There are other R packages that offer implementations of the Ramer–Douglas–Peucker algorithm, but {RDP} has only a single dependency and it executes pretty fast.
{RDP} is available on CRAN and can be installed with the command
install.packages("RDP"){RDP} can also be installed from GitHub with the {remotes} package using this command:
remotes::install_github("robertdj/RDP")There is a single function in the {RDP} package. Here is an example from the Wikipedia page linked to above with a description of the algorithm. The original line is black and the approximating line is red.

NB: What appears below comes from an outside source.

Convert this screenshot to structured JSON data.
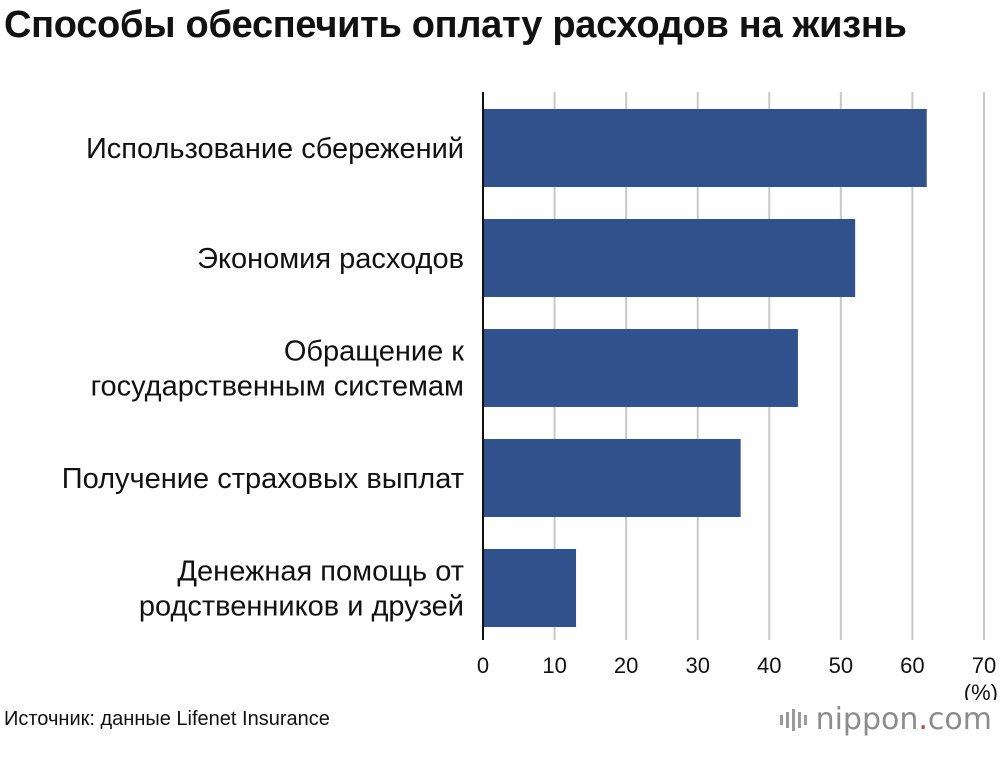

x <- seq(from = 0, to = 5, by = 0.01)
y <- exp(-x) * cos(2 * pi * x)
plot(x, y, type = "l")
lines(RDP::RamerDouglasPeucker(x, y, 0.06), col = "red", lty = 2)
Here is a comparison of the execution speed and memory usage of the {RDP} implementation and a pure R implementation from the {kmlShape} package:
x <- as.double(1:10^4)
y <- rnorm(length(x))
bench::mark(
RDP = RDP::RamerDouglasPeucker(x, y, epsilon = 0.1),
kmlShape = kmlShape::DouglasPeuckerEpsilon(x, y, epsilon = 0.1)
)
#> Warning: Some expressions had a GC in every iteration; so filtering is disabled.
#> # A tibble: 2 × 6
#> expression min median `itr/sec` mem_alloc `gc/sec`
#> <bch:expr> <bch:tm> <bch:tm> <dbl> <bch:byt> <dbl>
#> 1 RDP 822.57µs 938.5µs 945. 5.28MB 4.00
#> 2 kmlShape 5.11s 5.11s 0.196 35.74MB 13.5In this example we see from the {bench} package summary that {RDP} is several 1000 times faster and only use a fraction of the memory.
The C++ code was originally based on a Gist from TimSC, but over time it has been almost completely rewritten.
This package is almost exclusively C++ code that is linked against R. As explained in Rcpp's FAQ this leaves me no option but to use GPL.